Выбрать главу

— Что же бывает хуже рака? — тихо спросил Бланк.

— Хуже рака, — заметил Ройтман, — есть много вещей. Например, холокост хуже рака.

При чем тут холокост, этого никто не понял, но реплика в устах еврея Ройтмана прозвучала убедительно, и возразить было нечего. Ройтман обвел собравшихся выпуклыми семитскими глазами, потер синюю от бритья щеку.

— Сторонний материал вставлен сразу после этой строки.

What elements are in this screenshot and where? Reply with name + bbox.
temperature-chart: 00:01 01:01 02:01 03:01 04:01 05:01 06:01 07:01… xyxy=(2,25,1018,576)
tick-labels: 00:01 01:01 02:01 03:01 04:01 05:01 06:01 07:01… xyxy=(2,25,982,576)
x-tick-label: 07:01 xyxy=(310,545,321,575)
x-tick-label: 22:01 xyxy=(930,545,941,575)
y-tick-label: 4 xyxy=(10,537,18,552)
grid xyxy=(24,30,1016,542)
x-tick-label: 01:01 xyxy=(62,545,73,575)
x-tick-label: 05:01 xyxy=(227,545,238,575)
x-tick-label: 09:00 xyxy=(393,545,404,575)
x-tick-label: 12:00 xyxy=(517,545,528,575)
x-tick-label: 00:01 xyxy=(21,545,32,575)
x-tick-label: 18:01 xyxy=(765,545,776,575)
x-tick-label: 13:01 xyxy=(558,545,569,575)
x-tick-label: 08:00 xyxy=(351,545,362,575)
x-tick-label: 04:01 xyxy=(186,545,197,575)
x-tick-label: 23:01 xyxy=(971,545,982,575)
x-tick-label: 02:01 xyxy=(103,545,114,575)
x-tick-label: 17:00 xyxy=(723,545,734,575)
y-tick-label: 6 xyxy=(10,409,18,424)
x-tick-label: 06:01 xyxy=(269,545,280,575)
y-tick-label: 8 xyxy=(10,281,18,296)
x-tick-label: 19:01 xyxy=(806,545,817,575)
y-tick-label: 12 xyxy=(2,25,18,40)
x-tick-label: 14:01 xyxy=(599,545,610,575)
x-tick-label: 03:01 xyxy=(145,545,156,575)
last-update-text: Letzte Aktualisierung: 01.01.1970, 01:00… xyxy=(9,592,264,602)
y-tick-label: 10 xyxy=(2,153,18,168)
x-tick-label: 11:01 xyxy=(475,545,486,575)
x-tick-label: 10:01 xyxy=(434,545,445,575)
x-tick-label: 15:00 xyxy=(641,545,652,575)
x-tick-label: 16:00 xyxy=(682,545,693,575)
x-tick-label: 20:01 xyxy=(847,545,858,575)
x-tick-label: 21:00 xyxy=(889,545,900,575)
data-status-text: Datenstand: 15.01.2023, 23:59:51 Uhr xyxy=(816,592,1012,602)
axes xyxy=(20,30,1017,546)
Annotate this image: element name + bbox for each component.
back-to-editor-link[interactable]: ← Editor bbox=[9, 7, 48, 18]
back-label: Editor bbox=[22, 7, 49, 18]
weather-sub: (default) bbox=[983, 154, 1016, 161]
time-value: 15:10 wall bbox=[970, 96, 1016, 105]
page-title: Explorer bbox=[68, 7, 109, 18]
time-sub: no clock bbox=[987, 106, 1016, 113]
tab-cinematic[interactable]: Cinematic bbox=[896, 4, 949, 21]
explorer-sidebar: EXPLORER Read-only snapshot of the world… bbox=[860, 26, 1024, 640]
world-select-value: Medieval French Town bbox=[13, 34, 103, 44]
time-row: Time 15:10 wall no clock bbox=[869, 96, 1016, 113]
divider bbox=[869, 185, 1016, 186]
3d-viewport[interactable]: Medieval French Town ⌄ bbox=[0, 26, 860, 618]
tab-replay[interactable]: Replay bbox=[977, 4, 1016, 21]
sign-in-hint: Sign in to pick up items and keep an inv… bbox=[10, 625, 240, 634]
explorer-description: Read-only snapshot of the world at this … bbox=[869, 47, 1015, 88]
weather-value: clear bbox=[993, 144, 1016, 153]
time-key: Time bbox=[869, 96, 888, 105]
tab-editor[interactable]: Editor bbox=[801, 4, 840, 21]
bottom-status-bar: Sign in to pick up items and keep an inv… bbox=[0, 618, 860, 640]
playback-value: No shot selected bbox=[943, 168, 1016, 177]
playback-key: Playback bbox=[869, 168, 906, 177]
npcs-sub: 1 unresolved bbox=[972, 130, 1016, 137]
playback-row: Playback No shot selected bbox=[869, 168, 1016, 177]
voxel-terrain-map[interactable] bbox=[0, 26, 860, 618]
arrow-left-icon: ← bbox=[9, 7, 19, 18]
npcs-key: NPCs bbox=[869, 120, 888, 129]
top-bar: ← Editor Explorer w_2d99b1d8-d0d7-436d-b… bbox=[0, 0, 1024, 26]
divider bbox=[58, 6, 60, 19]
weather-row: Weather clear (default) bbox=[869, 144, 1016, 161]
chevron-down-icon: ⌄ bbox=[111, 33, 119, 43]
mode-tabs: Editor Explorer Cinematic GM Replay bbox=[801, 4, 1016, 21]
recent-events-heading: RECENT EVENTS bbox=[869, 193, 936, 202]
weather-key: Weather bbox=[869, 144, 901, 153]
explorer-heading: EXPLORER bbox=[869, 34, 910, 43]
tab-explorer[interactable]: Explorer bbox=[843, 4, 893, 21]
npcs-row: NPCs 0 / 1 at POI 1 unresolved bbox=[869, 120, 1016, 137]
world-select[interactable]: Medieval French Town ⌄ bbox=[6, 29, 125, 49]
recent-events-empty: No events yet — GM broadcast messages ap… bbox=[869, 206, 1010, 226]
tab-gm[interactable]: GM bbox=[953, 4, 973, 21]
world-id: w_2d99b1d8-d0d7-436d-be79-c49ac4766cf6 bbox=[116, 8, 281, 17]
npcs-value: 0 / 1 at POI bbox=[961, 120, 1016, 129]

— Холокост, — сказал он еще раз. — Когда убивают намеренно — по признаку расы, детей, женщин, стариков. Это — да. Пугает. А рак можно вылечить, если вовремя заметить, конечно. К врачам ходить надо, вот и все.

— Зубы вставить и то не собрался, — тихо сказал Бланк. — Он ведь даже к дантистам не ходил.

Ройтман покачал головой. Уж если человек зубов вставить не может, дело дрянь. В наш-то век — и без зубов.

— Любопытно, — сказал Панин, — остались у Татарникова близкие люди или всех оттолкнул?

Бланк хотел сказать, что он дружит с Татарниковым, но ему показалось это заявление неуместным. Дружба с Татарниковым — совсем не то, чем сегодня нужно хвастаться. Татарников игнорировал своих коллег — надо ли удивляться, что и коллеги не выказали сочувствия его недугу. Общество, отказываясь от человека, руководствуется не объективными причинами, но инстинктом. Что-то в воздухе меняется, может быть, запах у отщепенца меняется, и люди начинают сторониться этого человека. От Татарникова действительно пахло бедой. Вот Ройтман, синещекий Ройтман, говорит про Холокост, а в воздухе пахнет шашлыком. И почему так — невозможно объяснить.

— Он, кажется, с Бланком дружил, — сказал Ройтман. — Удивляюсь, о чем можно говорить с таким брюзгой! — и Ройтман улыбнулся. Почему-то он не спросил об этой дружбе у Бланка, просто бросил реплику в воздух, и в воздухе от его слов повеяло шашлыком.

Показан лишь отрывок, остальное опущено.